Illustration=ChatGPT DALL·E 3

The world’s third-largest foundry (contract semiconductor manufacturing) company, Semiconductor Manufacturing International Corporation (SMIC), which plays a spearheading role in China's 'semiconductor rise,' is reportedly benefiting from U.S. semiconductor sanctions. As Taiwan's TSMC, the world's largest foundry company, hesitates to produce semiconductors for Chinese corporations under U.S. scrutiny, that volume has shifted to SMIC. In addition, the Chinese government is actively encouraging domestic corporations to use local foundries by injecting substantial subsidies to strengthen its semiconductor supply chain.

SMIC noted in a performance conference call on 12th (local time) that its fourth-quarter revenue from Chinese customers last year increased by 34% compared to the previous year. As local demand surged, the share of Chinese customers in total sales reached 85%. SMIC explained that 'the localization of semiconductors in China is progressing rapidly' and that 'demand has increased for both the 8-inch and 12-inch fabs, reaching maximum production capacity.'

Analysis suggests that SMIC’s steady growth, despite the difficult situation with the introduction of advanced facilities, is largely influenced by U.S. sanctions. TSMC, which seeks not to provoke the U.S., notified its Chinese fabless (semiconductor design) clients in November last year that it would no longer accept orders for semiconductors produced below 7 nanometers (1 nanometer is one billionth of a meter). This prompted Chinese semiconductor corporations requiring older processes to proactively shift orders from TSMC to SMIC. According to IT media DigiTimes, TSMC is also notifying Chinese semiconductor clients that requested production of 16 and 14 nanometer chips that final chip shipments will be stopped.

TSMC, facing tariff pressure from the Trump administration, is supplying semiconductors while strictly adhering to the 'white list' (a list of corporations meeting specific criteria) established by the U.S. Department of Commerce.

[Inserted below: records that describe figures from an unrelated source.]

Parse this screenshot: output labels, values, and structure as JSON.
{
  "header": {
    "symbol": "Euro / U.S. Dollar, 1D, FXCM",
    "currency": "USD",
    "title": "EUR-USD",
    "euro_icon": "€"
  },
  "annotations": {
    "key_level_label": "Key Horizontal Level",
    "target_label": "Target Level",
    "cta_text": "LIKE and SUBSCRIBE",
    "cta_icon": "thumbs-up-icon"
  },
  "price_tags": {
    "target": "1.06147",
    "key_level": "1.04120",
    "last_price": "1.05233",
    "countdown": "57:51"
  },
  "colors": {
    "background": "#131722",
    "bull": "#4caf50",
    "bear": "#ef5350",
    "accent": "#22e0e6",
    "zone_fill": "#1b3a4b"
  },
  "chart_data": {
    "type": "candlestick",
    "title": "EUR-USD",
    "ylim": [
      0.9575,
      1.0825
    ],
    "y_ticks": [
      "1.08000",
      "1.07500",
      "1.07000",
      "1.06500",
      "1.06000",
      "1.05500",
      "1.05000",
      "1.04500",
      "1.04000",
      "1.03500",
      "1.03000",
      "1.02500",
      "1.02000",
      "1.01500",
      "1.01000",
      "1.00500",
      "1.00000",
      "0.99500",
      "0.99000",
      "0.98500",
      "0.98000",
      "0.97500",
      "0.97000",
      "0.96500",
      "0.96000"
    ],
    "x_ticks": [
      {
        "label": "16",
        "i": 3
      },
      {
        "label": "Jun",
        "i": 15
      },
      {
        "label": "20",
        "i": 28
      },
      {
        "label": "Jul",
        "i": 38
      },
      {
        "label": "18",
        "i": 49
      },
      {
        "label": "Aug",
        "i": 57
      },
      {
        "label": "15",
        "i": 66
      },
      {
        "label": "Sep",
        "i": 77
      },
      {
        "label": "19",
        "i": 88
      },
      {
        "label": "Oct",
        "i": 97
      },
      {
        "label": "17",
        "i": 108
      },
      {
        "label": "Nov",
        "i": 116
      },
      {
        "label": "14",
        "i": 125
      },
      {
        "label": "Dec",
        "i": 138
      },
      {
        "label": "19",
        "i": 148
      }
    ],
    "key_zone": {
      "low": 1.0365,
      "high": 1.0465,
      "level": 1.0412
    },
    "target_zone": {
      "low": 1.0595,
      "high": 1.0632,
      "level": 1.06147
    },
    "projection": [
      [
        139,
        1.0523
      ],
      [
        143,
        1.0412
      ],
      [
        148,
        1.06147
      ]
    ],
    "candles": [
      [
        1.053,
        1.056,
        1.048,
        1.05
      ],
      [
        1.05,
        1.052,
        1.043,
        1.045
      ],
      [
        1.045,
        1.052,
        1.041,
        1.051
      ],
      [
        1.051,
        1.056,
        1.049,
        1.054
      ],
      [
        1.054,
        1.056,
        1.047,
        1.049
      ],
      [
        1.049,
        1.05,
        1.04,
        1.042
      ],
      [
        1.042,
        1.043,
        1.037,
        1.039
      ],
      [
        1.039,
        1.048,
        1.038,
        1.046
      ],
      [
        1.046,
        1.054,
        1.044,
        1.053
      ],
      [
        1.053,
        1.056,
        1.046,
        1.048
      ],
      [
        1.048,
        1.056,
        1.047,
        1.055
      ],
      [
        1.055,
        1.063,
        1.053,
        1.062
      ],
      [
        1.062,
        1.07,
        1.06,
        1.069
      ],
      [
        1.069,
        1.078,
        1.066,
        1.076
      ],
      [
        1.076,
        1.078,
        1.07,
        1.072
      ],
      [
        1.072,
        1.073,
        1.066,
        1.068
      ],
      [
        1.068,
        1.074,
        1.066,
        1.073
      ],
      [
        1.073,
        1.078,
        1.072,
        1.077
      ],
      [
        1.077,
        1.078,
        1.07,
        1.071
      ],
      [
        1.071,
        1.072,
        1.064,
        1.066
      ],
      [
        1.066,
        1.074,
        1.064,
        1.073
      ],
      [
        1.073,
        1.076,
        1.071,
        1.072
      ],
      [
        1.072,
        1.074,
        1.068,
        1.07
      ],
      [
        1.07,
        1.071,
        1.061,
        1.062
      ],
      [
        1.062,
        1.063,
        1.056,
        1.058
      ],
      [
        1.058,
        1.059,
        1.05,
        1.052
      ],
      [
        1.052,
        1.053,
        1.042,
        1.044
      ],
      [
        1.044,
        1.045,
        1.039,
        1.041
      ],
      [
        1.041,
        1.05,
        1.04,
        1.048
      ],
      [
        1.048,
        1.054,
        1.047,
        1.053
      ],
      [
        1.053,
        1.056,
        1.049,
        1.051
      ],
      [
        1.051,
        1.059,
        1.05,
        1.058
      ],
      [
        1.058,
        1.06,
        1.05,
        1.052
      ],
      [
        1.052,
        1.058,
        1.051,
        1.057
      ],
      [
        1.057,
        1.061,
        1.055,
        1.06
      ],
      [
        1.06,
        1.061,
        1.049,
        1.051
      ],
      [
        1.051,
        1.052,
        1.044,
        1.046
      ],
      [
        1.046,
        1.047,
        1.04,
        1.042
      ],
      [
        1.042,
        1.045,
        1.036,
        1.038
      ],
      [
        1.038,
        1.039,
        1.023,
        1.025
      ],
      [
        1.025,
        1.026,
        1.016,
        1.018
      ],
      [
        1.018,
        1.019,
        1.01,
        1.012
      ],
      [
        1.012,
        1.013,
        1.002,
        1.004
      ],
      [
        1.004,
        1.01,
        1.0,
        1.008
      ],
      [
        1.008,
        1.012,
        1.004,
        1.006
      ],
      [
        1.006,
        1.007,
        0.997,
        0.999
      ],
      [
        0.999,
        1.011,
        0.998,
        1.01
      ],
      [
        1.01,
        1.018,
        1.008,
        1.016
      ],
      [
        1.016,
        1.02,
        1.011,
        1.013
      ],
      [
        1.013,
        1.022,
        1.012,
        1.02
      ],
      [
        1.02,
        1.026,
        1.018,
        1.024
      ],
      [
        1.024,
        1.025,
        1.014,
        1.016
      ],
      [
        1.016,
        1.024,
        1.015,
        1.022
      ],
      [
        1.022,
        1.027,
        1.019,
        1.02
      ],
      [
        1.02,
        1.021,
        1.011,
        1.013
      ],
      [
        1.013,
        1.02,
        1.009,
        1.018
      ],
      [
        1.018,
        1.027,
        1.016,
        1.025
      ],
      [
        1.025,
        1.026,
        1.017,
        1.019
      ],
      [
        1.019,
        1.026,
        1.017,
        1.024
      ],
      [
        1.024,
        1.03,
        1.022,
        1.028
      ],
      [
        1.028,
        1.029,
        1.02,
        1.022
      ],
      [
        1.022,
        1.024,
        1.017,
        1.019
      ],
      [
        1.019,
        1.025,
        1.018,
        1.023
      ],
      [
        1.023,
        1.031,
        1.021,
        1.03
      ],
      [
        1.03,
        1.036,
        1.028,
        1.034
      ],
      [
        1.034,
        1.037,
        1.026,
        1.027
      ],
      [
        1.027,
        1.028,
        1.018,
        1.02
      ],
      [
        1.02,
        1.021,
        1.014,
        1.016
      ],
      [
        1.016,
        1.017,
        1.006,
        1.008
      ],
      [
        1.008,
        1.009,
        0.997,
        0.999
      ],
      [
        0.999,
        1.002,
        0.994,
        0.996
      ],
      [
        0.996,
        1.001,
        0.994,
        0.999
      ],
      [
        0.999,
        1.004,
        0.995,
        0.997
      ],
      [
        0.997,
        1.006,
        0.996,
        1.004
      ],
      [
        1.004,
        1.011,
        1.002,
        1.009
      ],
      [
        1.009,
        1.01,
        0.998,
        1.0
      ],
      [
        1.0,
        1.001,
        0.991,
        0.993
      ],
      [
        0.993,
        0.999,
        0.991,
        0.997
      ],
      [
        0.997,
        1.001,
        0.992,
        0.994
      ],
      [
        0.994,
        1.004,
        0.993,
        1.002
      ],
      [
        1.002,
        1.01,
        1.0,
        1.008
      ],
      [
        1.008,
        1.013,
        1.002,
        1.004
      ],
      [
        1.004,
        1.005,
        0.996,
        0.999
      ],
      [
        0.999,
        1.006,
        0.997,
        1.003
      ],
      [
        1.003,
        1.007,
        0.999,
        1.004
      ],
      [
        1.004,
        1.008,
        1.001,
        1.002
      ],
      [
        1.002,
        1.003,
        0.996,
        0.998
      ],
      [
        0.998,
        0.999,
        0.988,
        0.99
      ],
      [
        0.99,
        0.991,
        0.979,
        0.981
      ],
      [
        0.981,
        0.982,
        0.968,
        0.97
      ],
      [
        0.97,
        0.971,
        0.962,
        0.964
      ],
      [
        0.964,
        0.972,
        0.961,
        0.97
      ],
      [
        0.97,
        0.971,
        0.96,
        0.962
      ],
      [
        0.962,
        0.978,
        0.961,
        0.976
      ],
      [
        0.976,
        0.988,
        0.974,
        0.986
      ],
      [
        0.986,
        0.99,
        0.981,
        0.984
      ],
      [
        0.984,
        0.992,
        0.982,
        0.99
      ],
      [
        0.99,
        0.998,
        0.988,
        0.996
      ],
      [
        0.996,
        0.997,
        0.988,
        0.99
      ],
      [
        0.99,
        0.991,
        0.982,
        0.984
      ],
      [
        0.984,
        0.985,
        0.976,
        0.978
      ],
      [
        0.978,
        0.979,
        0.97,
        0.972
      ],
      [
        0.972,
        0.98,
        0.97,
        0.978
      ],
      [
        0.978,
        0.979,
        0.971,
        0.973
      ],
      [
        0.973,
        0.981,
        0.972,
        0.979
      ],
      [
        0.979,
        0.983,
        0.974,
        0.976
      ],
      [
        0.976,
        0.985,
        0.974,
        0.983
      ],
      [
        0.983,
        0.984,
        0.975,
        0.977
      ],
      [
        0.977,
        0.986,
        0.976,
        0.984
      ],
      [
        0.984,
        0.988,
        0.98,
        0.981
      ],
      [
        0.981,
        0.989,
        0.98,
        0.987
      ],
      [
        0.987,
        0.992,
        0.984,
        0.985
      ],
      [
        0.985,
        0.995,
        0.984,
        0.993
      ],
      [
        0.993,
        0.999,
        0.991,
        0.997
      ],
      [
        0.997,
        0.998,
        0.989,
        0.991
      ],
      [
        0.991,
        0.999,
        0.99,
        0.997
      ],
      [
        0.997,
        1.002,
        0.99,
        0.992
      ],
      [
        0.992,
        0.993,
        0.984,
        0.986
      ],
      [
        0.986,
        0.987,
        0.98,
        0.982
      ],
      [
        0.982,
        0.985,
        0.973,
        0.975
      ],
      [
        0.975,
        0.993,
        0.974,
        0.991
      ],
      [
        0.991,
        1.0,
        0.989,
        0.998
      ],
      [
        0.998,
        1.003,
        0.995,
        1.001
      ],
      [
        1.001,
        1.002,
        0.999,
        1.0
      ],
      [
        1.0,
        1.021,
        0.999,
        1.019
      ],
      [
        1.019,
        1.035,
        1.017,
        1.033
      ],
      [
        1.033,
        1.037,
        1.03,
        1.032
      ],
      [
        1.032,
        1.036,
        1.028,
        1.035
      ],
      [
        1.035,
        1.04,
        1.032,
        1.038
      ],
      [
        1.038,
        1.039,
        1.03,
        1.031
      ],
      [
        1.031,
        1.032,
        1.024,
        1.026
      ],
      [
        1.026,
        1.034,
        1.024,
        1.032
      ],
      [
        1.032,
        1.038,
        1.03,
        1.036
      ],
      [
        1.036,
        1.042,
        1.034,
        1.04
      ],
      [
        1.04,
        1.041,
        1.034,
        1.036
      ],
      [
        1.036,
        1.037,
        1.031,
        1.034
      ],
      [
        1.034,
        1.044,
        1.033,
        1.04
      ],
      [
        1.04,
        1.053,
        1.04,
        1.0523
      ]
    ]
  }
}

On the 15th of last month, the Bureau of Industry and Security (BIS) of the U.S. Department of Commerce strengthened regulations requiring approved semiconductor assembly and testing manufacturers such as TSMC, Samsung, and Intel to obtain U.S. government permission to sell semiconductors below 16 and 14 nanometers to China. Previously, Chinese fabless companies could produce 10-nanometer chips at TSMC and receive chips processed through Chinese packaging companies, but now shipments are blocked if TSMC-produced chips are processed at 'non-certified' packaging companies. As a result, Chinese fabless corporations are compelled to shift orders to local foundries.

Furthermore, the Chinese government is strongly supporting SMIC's growth. SMIC stated that domestic demand for electronic products such as smartphones and PCs has increased due to the Chinese government's stimulus measures, leading Chinese fabless customers to increase inventories. Chinese foundry companies are pursuing a market share expansion strategy, even at the cost of profits, based on large-scale financial support from the Chinese government. SMIC's gross profit margin was 38% two years ago, but it decreased to 18% last year. The increase in capital expenditure resulted in higher depreciation costs, and the lack of yield in advanced processes has significantly impacted profitability as SMIC received orders for chips below 7 nanometers from companies like Huawei.

Nevertheless, SMIC is continuing an aggressive investment stance. Last year, SMIC's capital expenditure amounted to $7.33 billion (approximately 10.65 trillion won), reaching a quarter of TSMC's capital expenditure level. Thanks to large-scale investments across China's semiconductor ecosystem, the domestic foundry industry is growing rapidly despite U.S. sanctions. According to market research firm TrendForce, last year, China recorded the second-largest market share in mature process foundry after Taiwan and is expected to surpass Taiwan to become the largest in the world in the year after next. Now, SMIC is rather concerned about intensifying competition among domestic foundries. However, SMIC has expressed confidence that its revenue growth rate will exceed the global foundry industry's average this year.